Что до Зейна, он не стал идеологом нового режима. Даже после того, как он в 1949 году занял пост директора Института судебной экспертизы, в коммунистическую партию, как следовало бы ожидать, Зейн так и не вступил. Вместо этого он присоединился к Демократической партии (Stronnictwo Demokratyczne), которую называл «незаконнорожденным ребенком» коммунистов
[201] – иными словами, эта маленькая партия была создана намеренно, чтобы создать впечатление плюрализма. Что интересно, в 1989 году она (вместе со столь же незначительной Объединенной Крестьянской партией) отказалась выполнять распоряжения коммунистов и перешла на сторону «Солидарности».
Конечно, это произошло уже после смерти Зейна, но инстинкты здраво подсказывали ему, с одной стороны, поддерживать хорошие отношения с правительством, а с другой – держаться от него подальше. Пребывая на посту директора более пятнадцати лет, ему удавалось избежать создания в институте партийной ячейки, в то время как все прочие организации создавали ее в обязательном порядке. «За все годы его работы на нас не оказывали никакого политического давления», – подчеркивает Зофия Хлобовска.
В то же время он поддерживал близкие дружеские отношения с Юзефом Циранкевичем, который до войны возглавлял Польскую социалистическую партию, пережил Освенцим, а в коммунистической Польше занял пост премьер-министра. Без таких связей Зейну, конечно же, не позволили бы вести расследование в Освенциме или выезжать за границу. В разъездах (в частности, по территории Германии), как тогда было принято, Зейна всегда сопровождал «телохранитель», реальная миссия которого заключалась в том, чтобы убедиться в отсутствии несанкционированных контактов с иностранцами.
Зейн не выказывал жажды мести, даже когда допрашивал Хёсса и его подчиненных. «С преступниками он был гуманным, потому что знал, какая судьба их ожидает», – поясняла Хлобовска. Еще он знал, что при хорошем обращении заключенные охотнее делятся со следователями деталями своих преступлений.

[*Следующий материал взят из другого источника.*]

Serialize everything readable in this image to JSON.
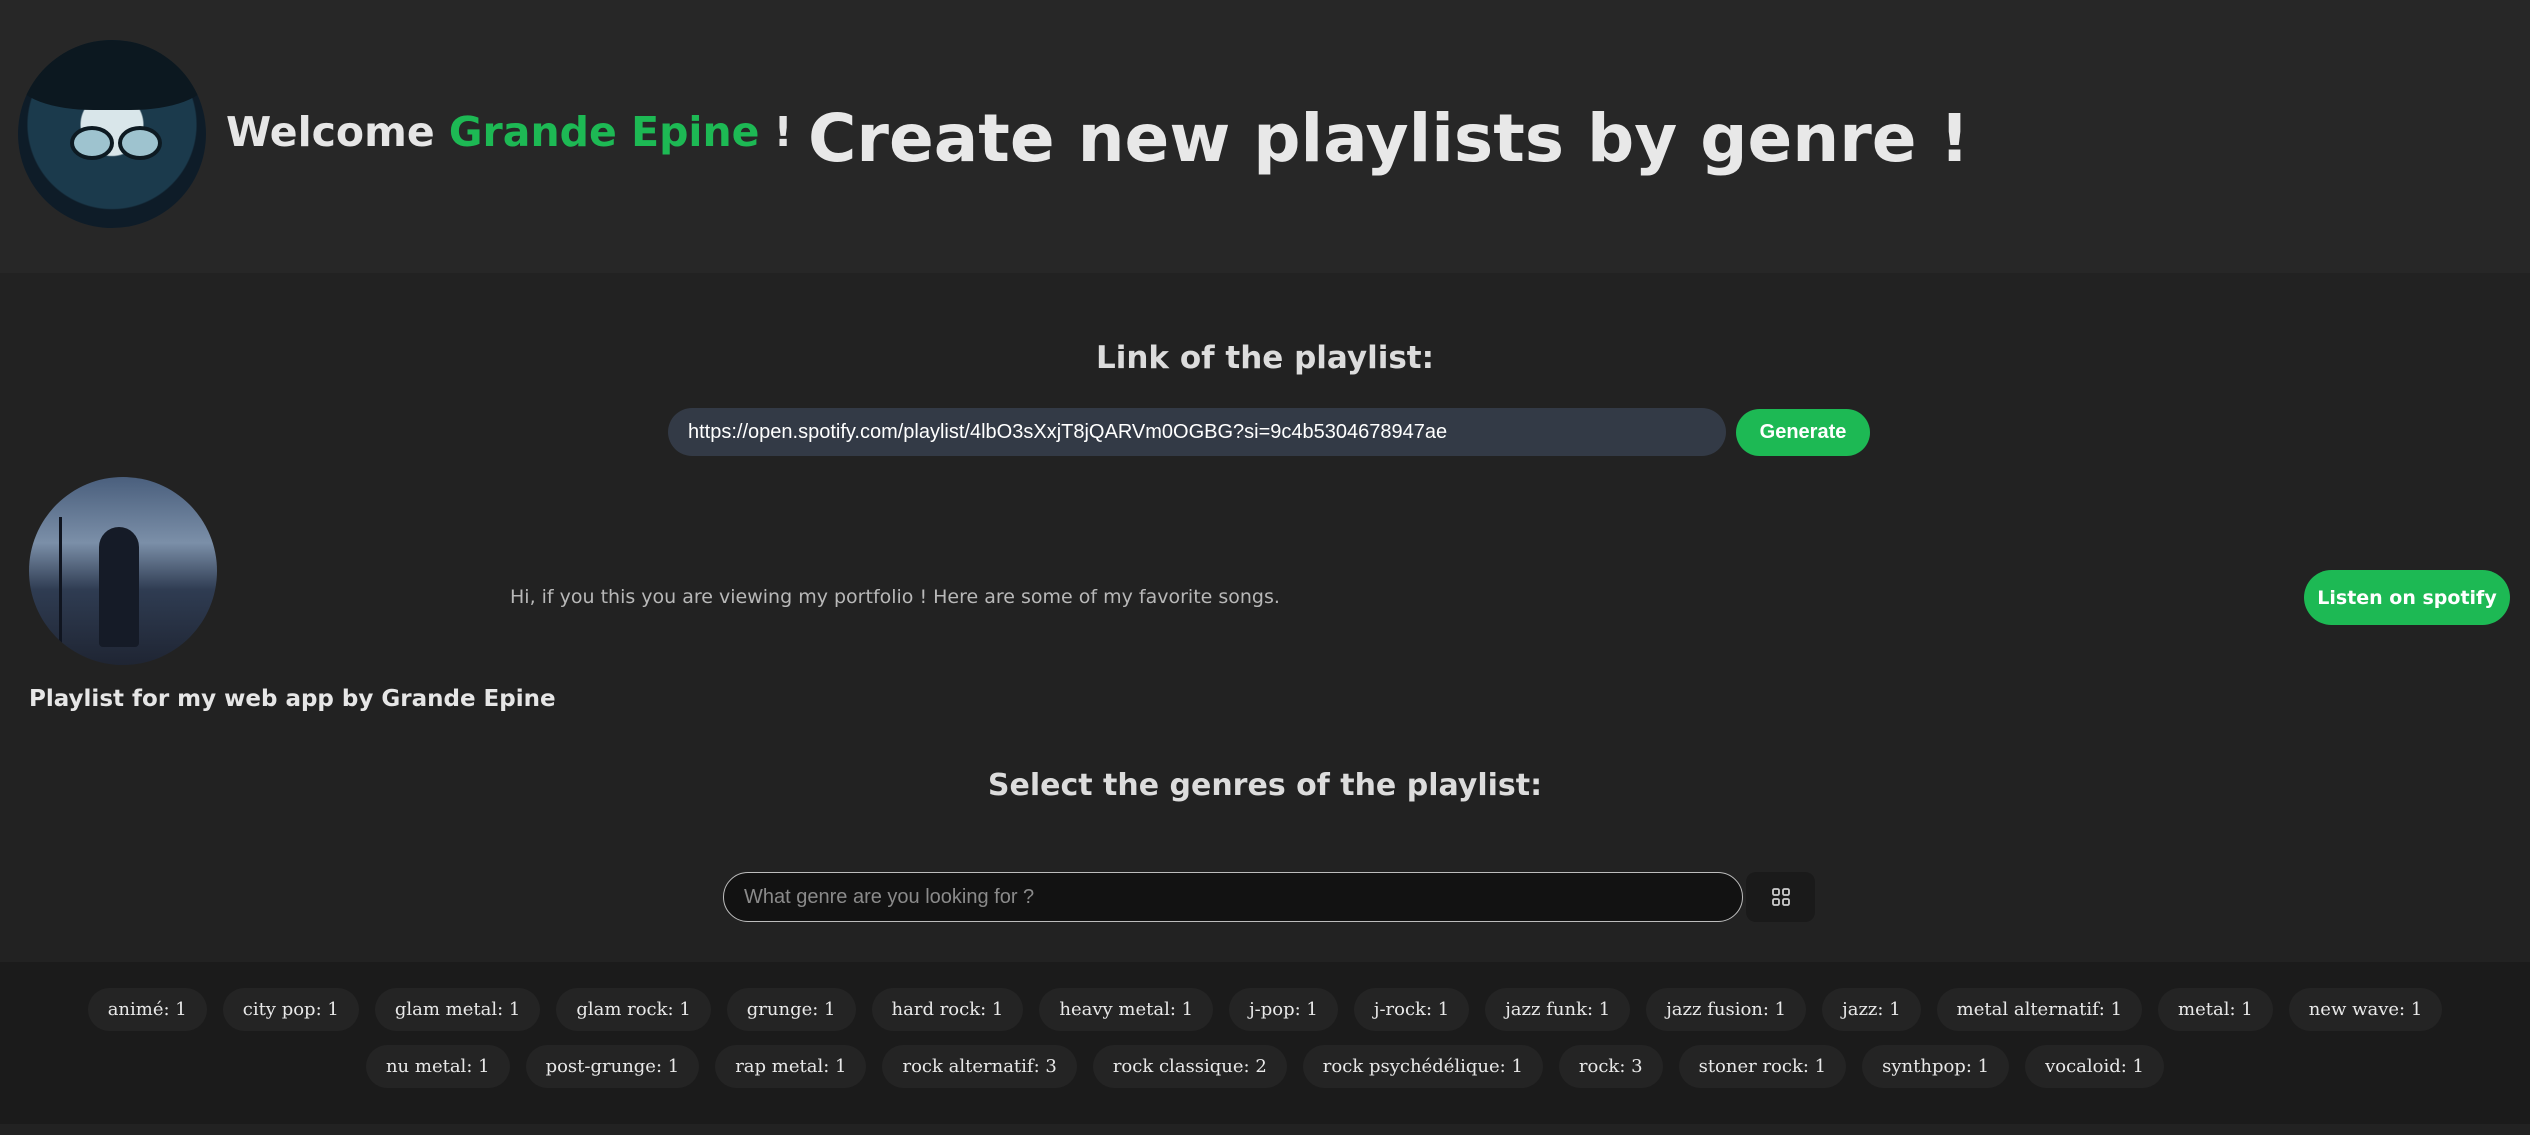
{
  "header": {
    "welcome_prefix": "Welcome",
    "user_name": "Grande Epine",
    "welcome_suffix": "!",
    "headline": "Create new playlists by genre !"
  },
  "link_section": {
    "label": "Link of the playlist:",
    "url_value": "https://open.spotify.com/playlist/4lbO3sXxjT8jQARVm0OGBG?si=9c4b5304678947ae",
    "generate_label": "Generate"
  },
  "playlist": {
    "title": "Playlist for my web app by Grande Epine",
    "description": "Hi, if you this you are viewing my portfolio ! Here are some of my favorite songs.",
    "listen_label": "Listen on spotify"
  },
  "genres_section": {
    "label": "Select the genres of the playlist:",
    "search_placeholder": "What genre are you looking for ?",
    "grid_icon": "grid-icon"
  },
  "genres": [
    "animé: 1",
    "city pop: 1",
    "glam metal: 1",
    "glam rock: 1",
    "grunge: 1",
    "hard rock: 1",
    "heavy metal: 1",
    "j-pop: 1",
    "j-rock: 1",
    "jazz funk: 1",
    "jazz fusion: 1",
    "jazz: 1",
    "metal alternatif: 1",
    "metal: 1",
    "new wave: 1",
    "nu metal: 1",
    "post-grunge: 1",
    "rap metal: 1",
    "rock alternatif: 3",
    "rock classique: 2",
    "rock psychédélique: 1",
    "rock: 3",
    "stoner rock: 1",
    "synthpop: 1",
    "vocaloid: 1"
  ],
  "colors": {
    "accent": "#1db954",
    "background": "#222222",
    "header_background": "#272727"
  }
}
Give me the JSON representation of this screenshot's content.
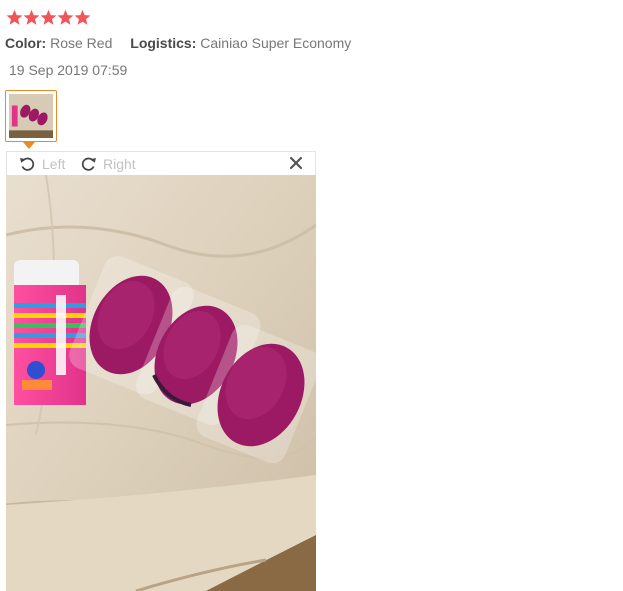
{
  "review": {
    "rating": 5,
    "color_label": "Color:",
    "color_value": "Rose Red",
    "logistics_label": "Logistics:",
    "logistics_value": "Cainiao Super Economy",
    "date": "19 Sep 2019 07:59"
  },
  "viewer": {
    "rotate_left_label": "Left",
    "rotate_right_label": "Right"
  },
  "colors": {
    "star": "#f0555a",
    "thumb_border": "#e58b28",
    "insole": "#9c1a63"
  },
  "icons": {
    "rating": "star-icon",
    "rotate_left": "rotate-left-icon",
    "rotate_right": "rotate-right-icon",
    "close": "close-icon"
  }
}
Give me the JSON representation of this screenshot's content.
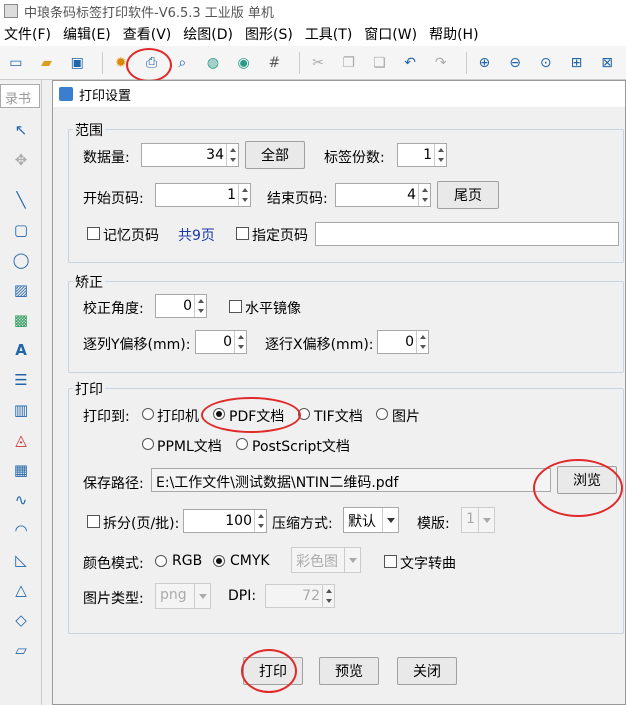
{
  "window": {
    "title": "中琅条码标签打印软件-V6.5.3 工业版 单机"
  },
  "menu": [
    "文件(F)",
    "编辑(E)",
    "查看(V)",
    "绘图(D)",
    "图形(S)",
    "工具(T)",
    "窗口(W)",
    "帮助(H)"
  ],
  "doc_tab": "录书",
  "dialog": {
    "title": "打印设置",
    "range": {
      "legend": "范围",
      "data_count_label": "数据量:",
      "data_count": "34",
      "all_button": "全部",
      "copies_label": "标签份数:",
      "copies": "1",
      "start_page_label": "开始页码:",
      "start_page": "1",
      "end_page_label": "结束页码:",
      "end_page": "4",
      "last_page_button": "尾页",
      "remember_label": "记忆页码",
      "total_pages": "共9页",
      "specify_label": "指定页码",
      "specify_value": ""
    },
    "correction": {
      "legend": "矫正",
      "angle_label": "校正角度:",
      "angle": "0",
      "mirror_label": "水平镜像",
      "y_offset_label": "逐列Y偏移(mm):",
      "y_offset": "0",
      "x_offset_label": "逐行X偏移(mm):",
      "x_offset": "0"
    },
    "print": {
      "legend": "打印",
      "print_to_label": "打印到:",
      "options": [
        "打印机",
        "PDF文档",
        "TIF文档",
        "图片",
        "PPML文档",
        "PostScript文档"
      ],
      "selected": "PDF文档",
      "save_path_label": "保存路径:",
      "save_path": "E:\\工作文件\\测试数据\\NTIN二维码.pdf",
      "browse_button": "浏览",
      "split_label": "拆分(页/批):",
      "split_value": "100",
      "compress_label": "压缩方式:",
      "compress_value": "默认",
      "template_label": "模版:",
      "template_value": "1",
      "color_mode_label": "颜色模式:",
      "color_modes": [
        "RGB",
        "CMYK"
      ],
      "color_mode_selected": "CMYK",
      "color_image_value": "彩色图",
      "text_curve_label": "文字转曲",
      "image_type_label": "图片类型:",
      "image_type_value": "png",
      "dpi_label": "DPI:",
      "dpi_value": "72"
    },
    "buttons": {
      "print": "打印",
      "preview": "预览",
      "close": "关闭"
    }
  },
  "colors": {
    "highlight_circle": "#e02a2a",
    "group_border": "#c8d4e0"
  }
}
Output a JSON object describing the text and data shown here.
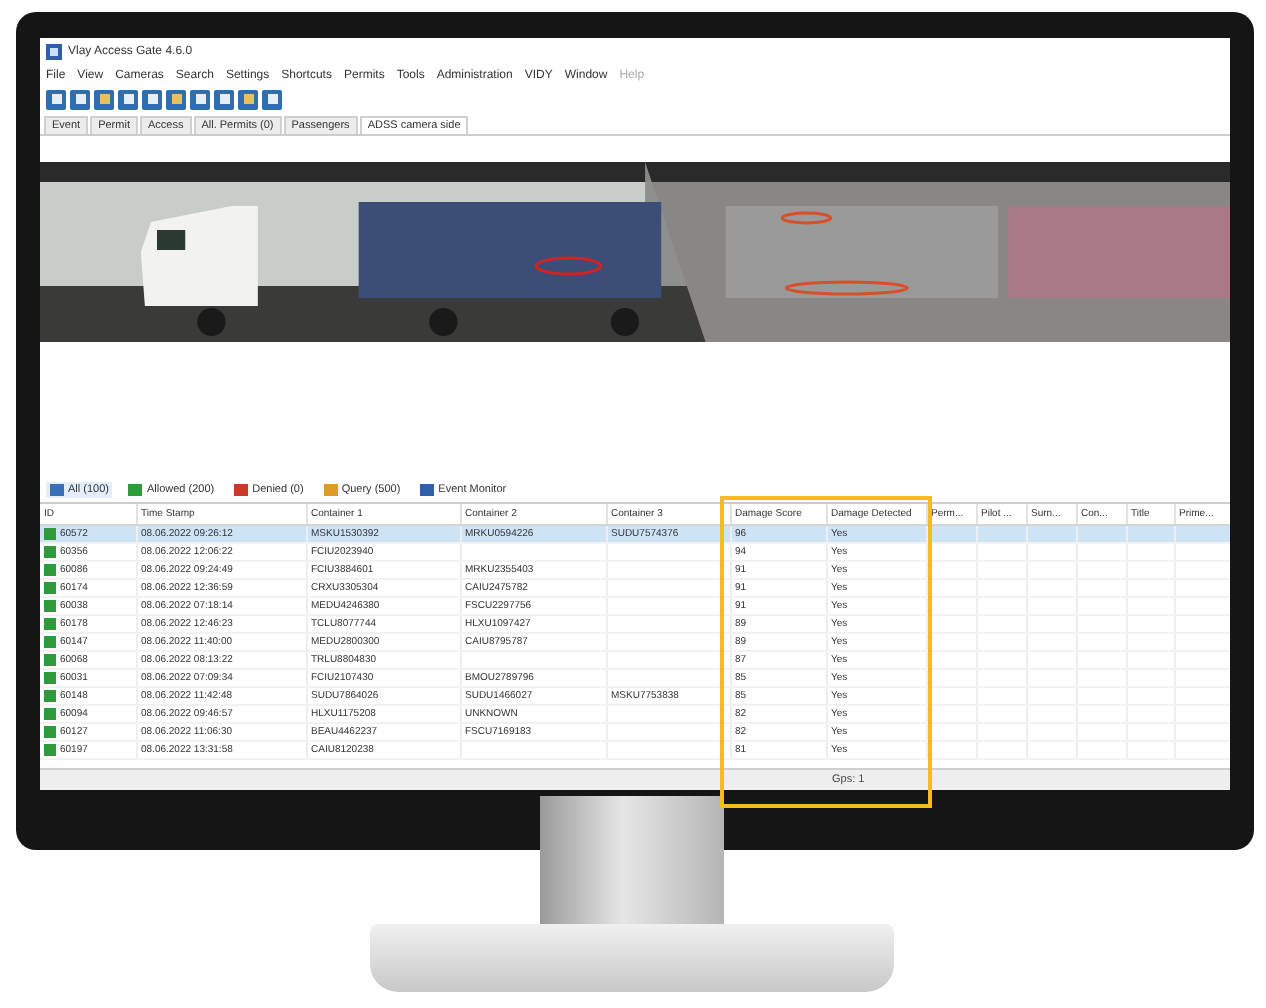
{
  "window": {
    "title": "Vlay Access Gate 4.6.0"
  },
  "menu": [
    {
      "label": "File",
      "disabled": false
    },
    {
      "label": "View",
      "disabled": false
    },
    {
      "label": "Cameras",
      "disabled": false
    },
    {
      "label": "Search",
      "disabled": false
    },
    {
      "label": "Settings",
      "disabled": false
    },
    {
      "label": "Shortcuts",
      "disabled": false
    },
    {
      "label": "Permits",
      "disabled": false
    },
    {
      "label": "Tools",
      "disabled": false
    },
    {
      "label": "Administration",
      "disabled": false
    },
    {
      "label": "VIDY",
      "disabled": false
    },
    {
      "label": "Window",
      "disabled": false
    },
    {
      "label": "Help",
      "disabled": true
    }
  ],
  "toolbar": [
    {
      "kind": "page"
    },
    {
      "kind": "page"
    },
    {
      "kind": "folder"
    },
    {
      "kind": "page"
    },
    {
      "kind": "page"
    },
    {
      "kind": "folder"
    },
    {
      "kind": "page"
    },
    {
      "kind": "page"
    },
    {
      "kind": "folder"
    },
    {
      "kind": "page"
    }
  ],
  "tabs": [
    {
      "label": "Event",
      "selected": false
    },
    {
      "label": "Permit",
      "selected": false
    },
    {
      "label": "Access",
      "selected": false
    },
    {
      "label": "All. Permits (0)",
      "selected": false
    },
    {
      "label": "Passengers",
      "selected": false
    },
    {
      "label": "ADSS camera side",
      "selected": true
    }
  ],
  "filter_tabs": [
    {
      "label": "All (100)",
      "color": "#3a6fb8",
      "selected": true
    },
    {
      "label": "Allowed (200)",
      "color": "#2e9a3c",
      "selected": false
    },
    {
      "label": "Denied (0)",
      "color": "#c83a2a",
      "selected": false
    },
    {
      "label": "Query (500)",
      "color": "#e09a2a",
      "selected": false
    },
    {
      "label": "Event Monitor",
      "color": "#2f5fa8",
      "selected": false
    }
  ],
  "table": {
    "columns": [
      "ID",
      "Time Stamp",
      "Container 1",
      "Container 2",
      "Container 3",
      "Damage Score",
      "Damage Detected",
      "Perm...",
      "Pilot ...",
      "Surn...",
      "Con...",
      "Title",
      "Prime..."
    ],
    "rows": [
      {
        "cells": [
          "60572",
          "08.06.2022 09:26:12",
          "MSKU1530392",
          "MRKU0594226",
          "SUDU7574376",
          "96",
          "Yes"
        ],
        "color": "#2e9a3c",
        "selected": true
      },
      {
        "cells": [
          "60356",
          "08.06.2022 12:06:22",
          "FCIU2023940",
          "",
          "",
          "94",
          "Yes"
        ],
        "color": "#2e9a3c",
        "selected": false
      },
      {
        "cells": [
          "60086",
          "08.06.2022 09:24:49",
          "FCIU3884601",
          "MRKU2355403",
          "",
          "91",
          "Yes"
        ],
        "color": "#2e9a3c",
        "selected": false
      },
      {
        "cells": [
          "60174",
          "08.06.2022 12:36:59",
          "CRXU3305304",
          "CAIU2475782",
          "",
          "91",
          "Yes"
        ],
        "color": "#2e9a3c",
        "selected": false
      },
      {
        "cells": [
          "60038",
          "08.06.2022 07:18:14",
          "MEDU4246380",
          "FSCU2297756",
          "",
          "91",
          "Yes"
        ],
        "color": "#2e9a3c",
        "selected": false
      },
      {
        "cells": [
          "60178",
          "08.06.2022 12:46:23",
          "TCLU8077744",
          "HLXU1097427",
          "",
          "89",
          "Yes"
        ],
        "color": "#2e9a3c",
        "selected": false
      },
      {
        "cells": [
          "60147",
          "08.06.2022 11:40:00",
          "MEDU2800300",
          "CAIU8795787",
          "",
          "89",
          "Yes"
        ],
        "color": "#2e9a3c",
        "selected": false
      },
      {
        "cells": [
          "60068",
          "08.06.2022 08:13:22",
          "TRLU8804830",
          "",
          "",
          "87",
          "Yes"
        ],
        "color": "#2e9a3c",
        "selected": false
      },
      {
        "cells": [
          "60031",
          "08.06.2022 07:09:34",
          "FCIU2107430",
          "BMOU2789796",
          "",
          "85",
          "Yes"
        ],
        "color": "#2e9a3c",
        "selected": false
      },
      {
        "cells": [
          "60148",
          "08.06.2022 11:42:48",
          "SUDU7864026",
          "SUDU1466027",
          "MSKU7753838",
          "85",
          "Yes"
        ],
        "color": "#2e9a3c",
        "selected": false
      },
      {
        "cells": [
          "60094",
          "08.06.2022 09:46:57",
          "HLXU1175208",
          "UNKNOWN",
          "",
          "82",
          "Yes"
        ],
        "color": "#2e9a3c",
        "selected": false
      },
      {
        "cells": [
          "60127",
          "08.06.2022 11:06:30",
          "BEAU4462237",
          "FSCU7169183",
          "",
          "82",
          "Yes"
        ],
        "color": "#2e9a3c",
        "selected": false
      },
      {
        "cells": [
          "60197",
          "08.06.2022 13:31:58",
          "CAIU8120238",
          "",
          "",
          "81",
          "Yes"
        ],
        "color": "#2e9a3c",
        "selected": false
      }
    ]
  },
  "status_bar": {
    "text": "Gps: 1"
  }
}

Зейн считал, что его задача – выбить из бывшего коменданта лагеря как можно более подробные показания и собрать как можно больше доказательств против него. В итоге ему удалось развязать язык Хёссу.
Возможно, Зейн начал расследовать военные преступления, потому что подсознательно желал дистанцироваться от брата, который охотно объявил себя фольксдойче и стал главой оккупированного немцами поселения. Впрочем, что бы им ни двигало, он добился потрясающих результатов.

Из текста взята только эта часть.